I worked with a bunch of Viet Nam vets selling VA houses and sold a lot of houses. It wasn’t what I had planned on doing when I grew up. That was a pretty wild time. I drove fast, played hard, traveled around, and worked hard. At the end of 2 years, in 1980, some idiot ran a red light and I hit him broadside at about 50 mph. My Audi 5000S was totaled, but I didn’t have a scratch. Problem was that I got knocked silly and lost my ability to think for at least a year. Just about that time I met my first wife, and I married her when I was totally disabled mentally. I had negotiated to buy my first Porsche just before the accident, so I ended up driving that for the next year while I was half crazy. I only got 3 or 4 speeding tickets, and each one was for at least 50 mph less than what I was doing! That’s also when I started rehabbing houses.

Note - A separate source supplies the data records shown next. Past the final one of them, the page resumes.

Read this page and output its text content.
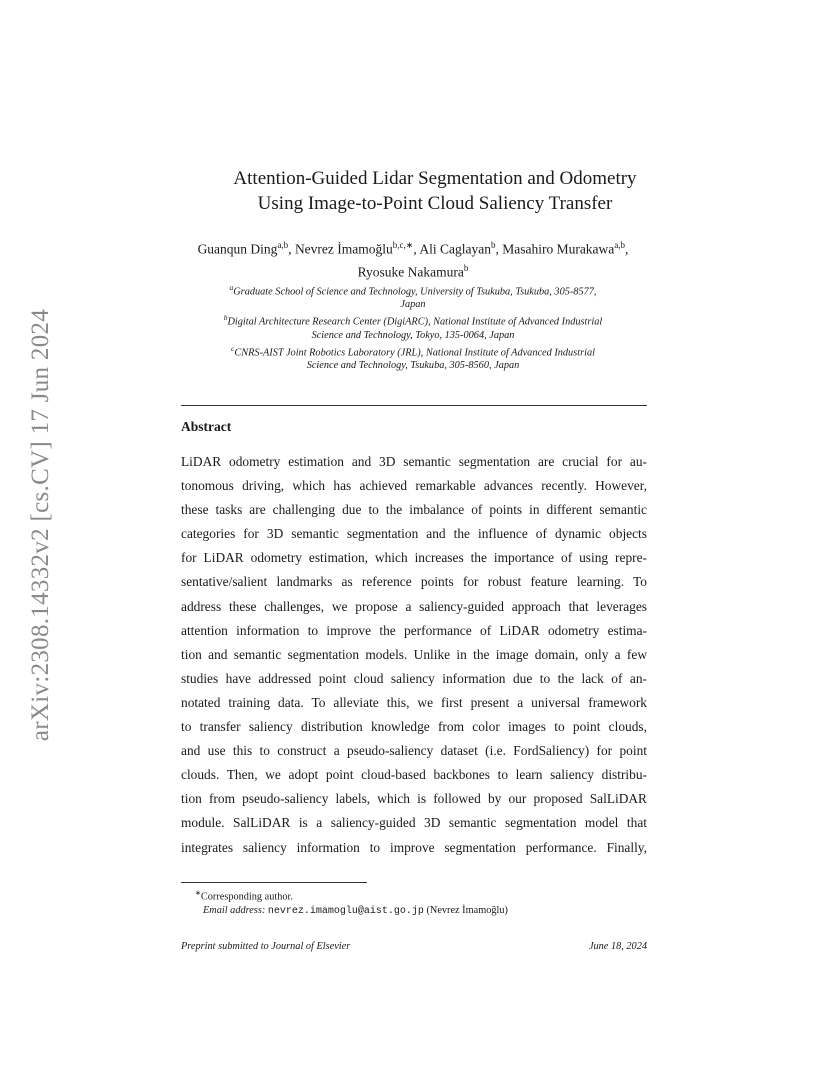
arXiv:2308.14332v2 [cs.CV] 17 Jun 2024
Attention-Guided Lidar Segmentation and Odometry
Using Image-to-Point Cloud Saliency Transfer
Guanqun Ding$^{a,b}$, Nevrez İmamoğlu$^{b,c,∗}$, Ali Caglayan$^b$, Masahiro Murakawa$^{a,b}$, Ryosuke Nakamura$^b$
$^a$Graduate School of Science and Technology, University of Tsukuba, Tsukuba, 305-8577,
Japan
$^b$Digital Architecture Research Center (DigiARC), National Institute of Advanced Industrial
Science and Technology, Tokyo, 135-0064, Japan
$^c$CNRS-AIST Joint Robotics Laboratory (JRL), National Institute of Advanced Industrial
Science and Technology, Tsukuba, 305-8560, Japan
Abstract
LiDAR odometry estimation and 3D semantic segmentation are crucial for au-
tonomous driving, which has achieved remarkable advances recently. However,
these tasks are challenging due to the imbalance of points in different semantic
categories for 3D semantic segmentation and the influence of dynamic objects
for LiDAR odometry estimation, which increases the importance of using repre-
sentative/salient landmarks as reference points for robust feature learning. To
address these challenges, we propose a saliency-guided approach that leverages
attention information to improve the performance of LiDAR odometry estima-
tion and semantic segmentation models. Unlike in the image domain, only a few
studies have addressed point cloud saliency information due to the lack of an-
notated training data. To alleviate this, we first present a universal framework
to transfer saliency distribution knowledge from color images to point clouds,
and use this to construct a pseudo-saliency dataset (i.e. FordSaliency) for point
clouds. Then, we adopt point cloud-based backbones to learn saliency distribu-
tion from pseudo-saliency labels, which is followed by our proposed SalLiDAR
module. SalLiDAR is a saliency-guided 3D semantic segmentation model that
integrates saliency information to improve segmentation performance. Finally,
∗Corresponding author.
Email address: nevrez.imamoglu@aist.go.jp (Nevrez İmamoğlu)
Preprint submitted to Journal of Elsevier	June 18, 2024
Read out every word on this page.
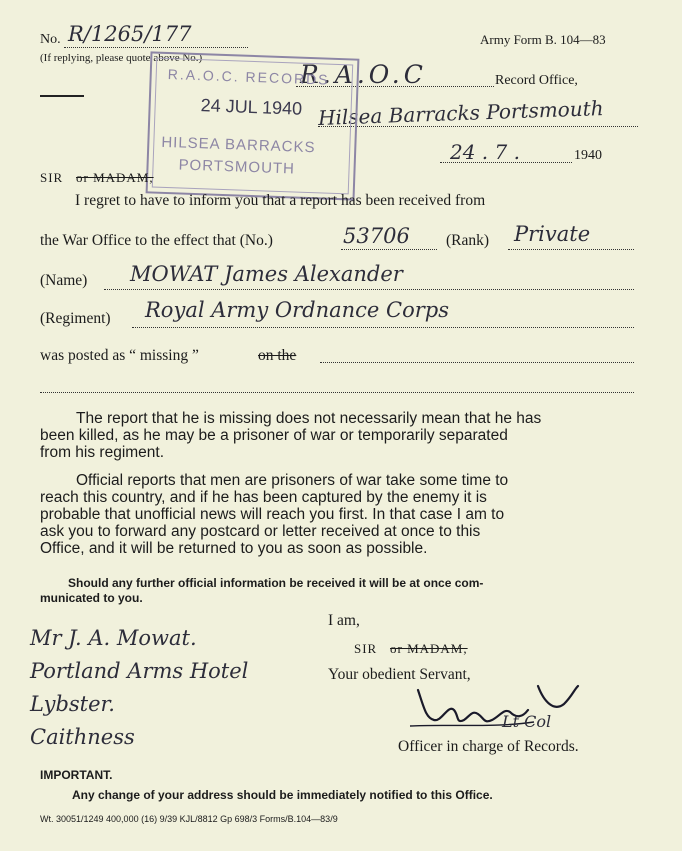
No. R/1265/177
(If replying, please quote above No.)
Army Form B. 104—83
R.A.O.C	Record Office,
Hilsea Barracks Portsmouth
24 . 7 .	1940
R.A.O.C. RECORDS
24 JUL 1940
HILSEA BARRACKS
PORTSMOUTH
SIR or MADAM,
I regret to have to inform you that a report has been received from
the War Office to the effect that (No.)	53706 (Rank) Private
(Name) MOWAT James Alexander
(Regiment) Royal Army Ordnance Corps
was posted as “ missing ”	on the
The report that he is missing does not necessarily mean that he has
been killed, as he may be a prisoner of war or temporarily separated
from his regiment.
Official reports that men are prisoners of war take some time to
reach this country, and if he has been captured by the enemy it is
probable that unofficial news will reach you first. In that case I am to
ask you to forward any postcard or letter received at once to this
Office, and it will be returned to you as soon as possible.
Should any further official information be received it will be at once com-
municated to you.
I am,
SIR or MADAM,
Your obedient Servant,
Lt Col
Officer in charge of Records.
Mr J. A. Mowat.
Portland Arms Hotel
Lybster.
Caithness
IMPORTANT.
Any change of your address should be immediately notified to this Office.
Wt. 30051/1249 400,000 (16) 9/39 KJL/8812 Gp 698/3 Forms/B.104—83/9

In 1982 my old professor from molecular biology rescued me from my hopeless depths by offering to bring me back into his lab. He got us a married student apartment and me a TA position and within a short while I was able to function again. I spent 16 hours a day in the lab, mostly to get away from my wife who drove me crazy. Somehow my son was born then. I became an expert in DNA sequencing and published a few papers in an international journal in plant molecular biology. I was advanced to candidacy for my PhD but didn’t finish the degree, because I no longer had any reason to go to the lab after my first wife finally moved out.

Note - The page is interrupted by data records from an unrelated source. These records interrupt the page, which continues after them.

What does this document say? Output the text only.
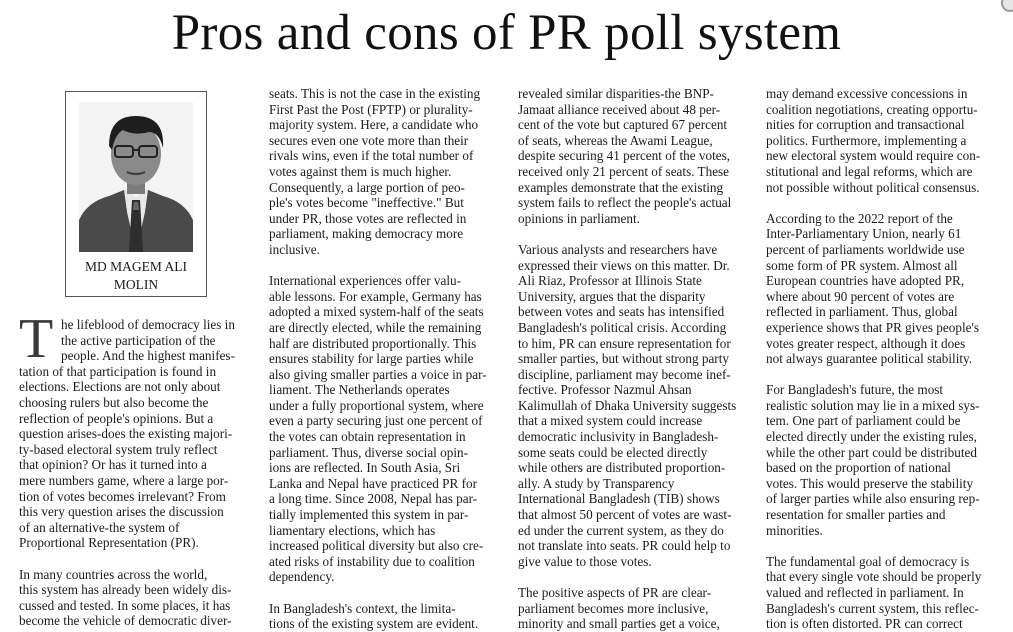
Pros and cons of PR poll system
MD MAGEM ALI
MOLIN
T he lifeblood of democracy lies in

the active participation of the

people. And the highest manifes-

tation of that participation is found in

elections. Elections are not only about

choosing rulers but also become the

reflection of people's opinions. But a

question arises-does the existing majori-

ty-based electoral system truly reflect

that opinion? Or has it turned into a

mere numbers game, where a large por-

tion of votes becomes irrelevant? From

this very question arises the discussion

of an alternative-the system of

Proportional Representation (PR).

In many countries across the world,

this system has already been widely dis-

cussed and tested. In some places, it has

become the vehicle of democratic diver-

seats. This is not the case in the existing

First Past the Post (FPTP) or plurality-

majority system. Here, a candidate who

secures even one vote more than their

rivals wins, even if the total number of

votes against them is much higher.

Consequently, a large portion of peo-

ple's votes become "ineffective." But

under PR, those votes are reflected in

parliament, making democracy more

inclusive.

International experiences offer valu-

able lessons. For example, Germany has

adopted a mixed system-half of the seats

are directly elected, while the remaining

half are distributed proportionally. This

ensures stability for large parties while

also giving smaller parties a voice in par-

liament. The Netherlands operates

under a fully proportional system, where

even a party securing just one percent of

the votes can obtain representation in

parliament. Thus, diverse social opin-

ions are reflected. In South Asia, Sri

Lanka and Nepal have practiced PR for

a long time. Since 2008, Nepal has par-

tially implemented this system in par-

liamentary elections, which has

increased political diversity but also cre-

ated risks of instability due to coalition

dependency.

In Bangladesh's context, the limita-

tions of the existing system are evident.

revealed similar disparities-the BNP-

Jamaat alliance received about 48 per-

cent of the vote but captured 67 percent

of seats, whereas the Awami League,

despite securing 41 percent of the votes,

received only 21 percent of seats. These

examples demonstrate that the existing

system fails to reflect the people's actual

opinions in parliament.

Various analysts and researchers have

expressed their views on this matter. Dr.

Ali Riaz, Professor at Illinois State

University, argues that the disparity

between votes and seats has intensified

Bangladesh's political crisis. According

to him, PR can ensure representation for

smaller parties, but without strong party

discipline, parliament may become inef-

fective. Professor Nazmul Ahsan

Kalimullah of Dhaka University suggests

that a mixed system could increase

democratic inclusivity in Bangladesh-

some seats could be elected directly

while others are distributed proportion-

ally. A study by Transparency

International Bangladesh (TIB) shows

that almost 50 percent of votes are wast-

ed under the current system, as they do

not translate into seats. PR could help to

give value to those votes.

The positive aspects of PR are clear-

parliament becomes more inclusive,

minority and small parties get a voice,

may demand excessive concessions in

coalition negotiations, creating opportu-

nities for corruption and transactional

politics. Furthermore, implementing a

new electoral system would require con-

stitutional and legal reforms, which are

not possible without political consensus.

According to the 2022 report of the

Inter-Parliamentary Union, nearly 61

percent of parliaments worldwide use

some form of PR system. Almost all

European countries have adopted PR,

where about 90 percent of votes are

reflected in parliament. Thus, global

experience shows that PR gives people's

votes greater respect, although it does

not always guarantee political stability.

For Bangladesh's future, the most

realistic solution may lie in a mixed sys-

tem. One part of parliament could be

elected directly under the existing rules,

while the other part could be distributed

based on the proportion of national

votes. This would preserve the stability

of larger parties while also ensuring rep-

resentation for smaller parties and

minorities.

The fundamental goal of democracy is

that every single vote should be properly

valued and reflected in parliament. In

Bangladesh's current system, this reflec-

tion is often distorted. PR can correct
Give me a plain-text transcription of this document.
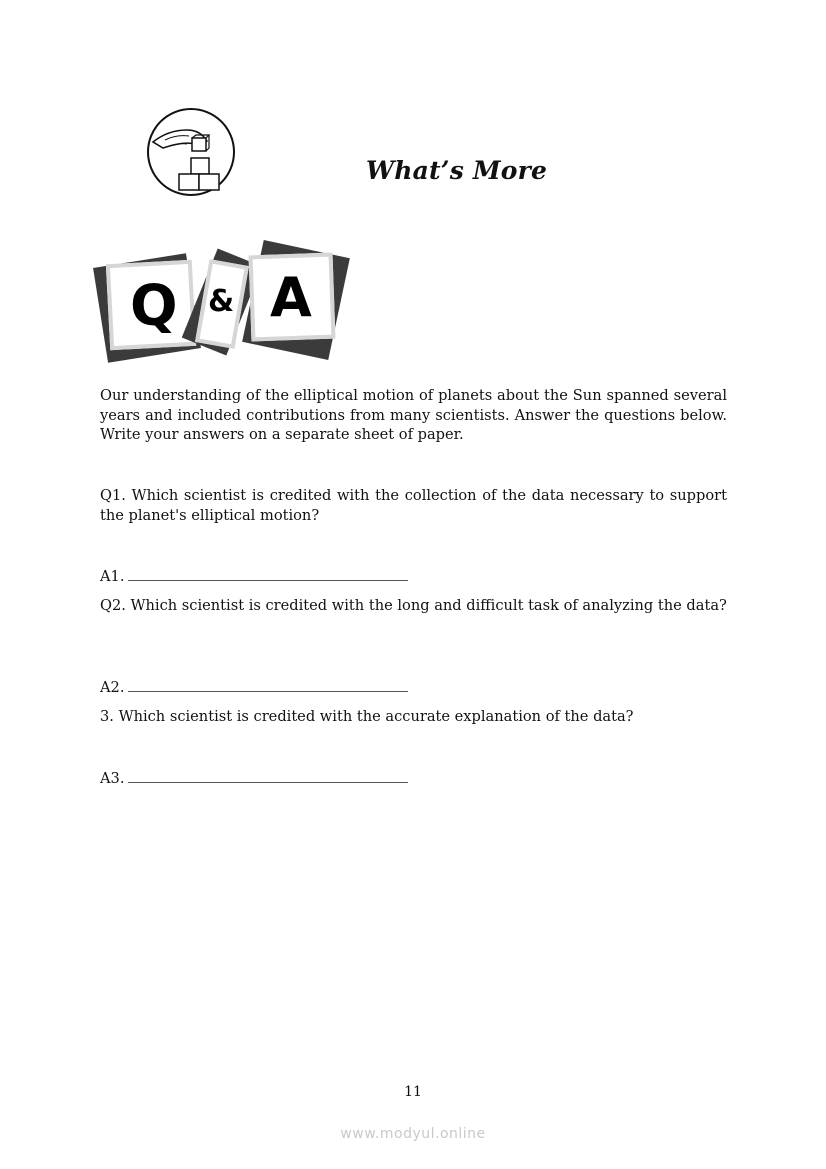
What’s More
Q & A

Our understanding of the elliptical motion of planets about the Sun spanned several years and included contributions from many scientists. Answer the questions below. Write your answers on a separate sheet of paper.

Q1. Which scientist is credited with the collection of the data necessary to support the planet's elliptical motion?

A1.

Q2. Which scientist is credited with the long and difficult task of analyzing the data?

A2.

3. Which scientist is credited with the accurate explanation of the data?

A3.
11
www.modyul.online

I’d gotten involved in a Korean martial art, Hwa Rang Do, during my last year of graduate school, and I spent the next year working with them and training continuously. Our group held a training camp for 3 days up at Pistol Springs.
That’s when I decided to become a lawyer, so I talked my way into law school on a full scholarship. I worked my way through law school by selling houses and brokering real estate mortgages. I bought a house in Irvine in 1987 and ended up being the president of the homeowners association for 10 years. I started suing bad cops in 1992 with a major lawsuit against a dozen dirty Irvine cops. 3 lawsuits later and I finally got the mayor to join up with me and got rid of the dirty police chief. That was the high point of my legal career, cleaning out the local police department. It got pretty scary for a while when they began retaliating.
I met Joycie three years ago and married her 7 months later. She’s a gorgeous tomboy from Wisconsin. We moved out of Irvine and into the rural region west of Riverside CA onto 1.6 acres with a fixer-upper house, where we now have 9 horses, 4 dogs, 6 cats, a pygmy goat, and lots of chickens. I just finished cultivating 1,000 square feet of our vegetable garden with a spade fork. Most of the soil here is decomposed granite, but the soil in our garden is really dark and rich. I’ve been composting a lot of horse manure and working it into the soil. I’ve planted dozens of trees that I mostly grew from seed and covered 200 yards of chain link fence with honeysuckle, bougainvillea, and grapevines. This last year we had literally hundreds of bunches of grapes and some fruit from our trees.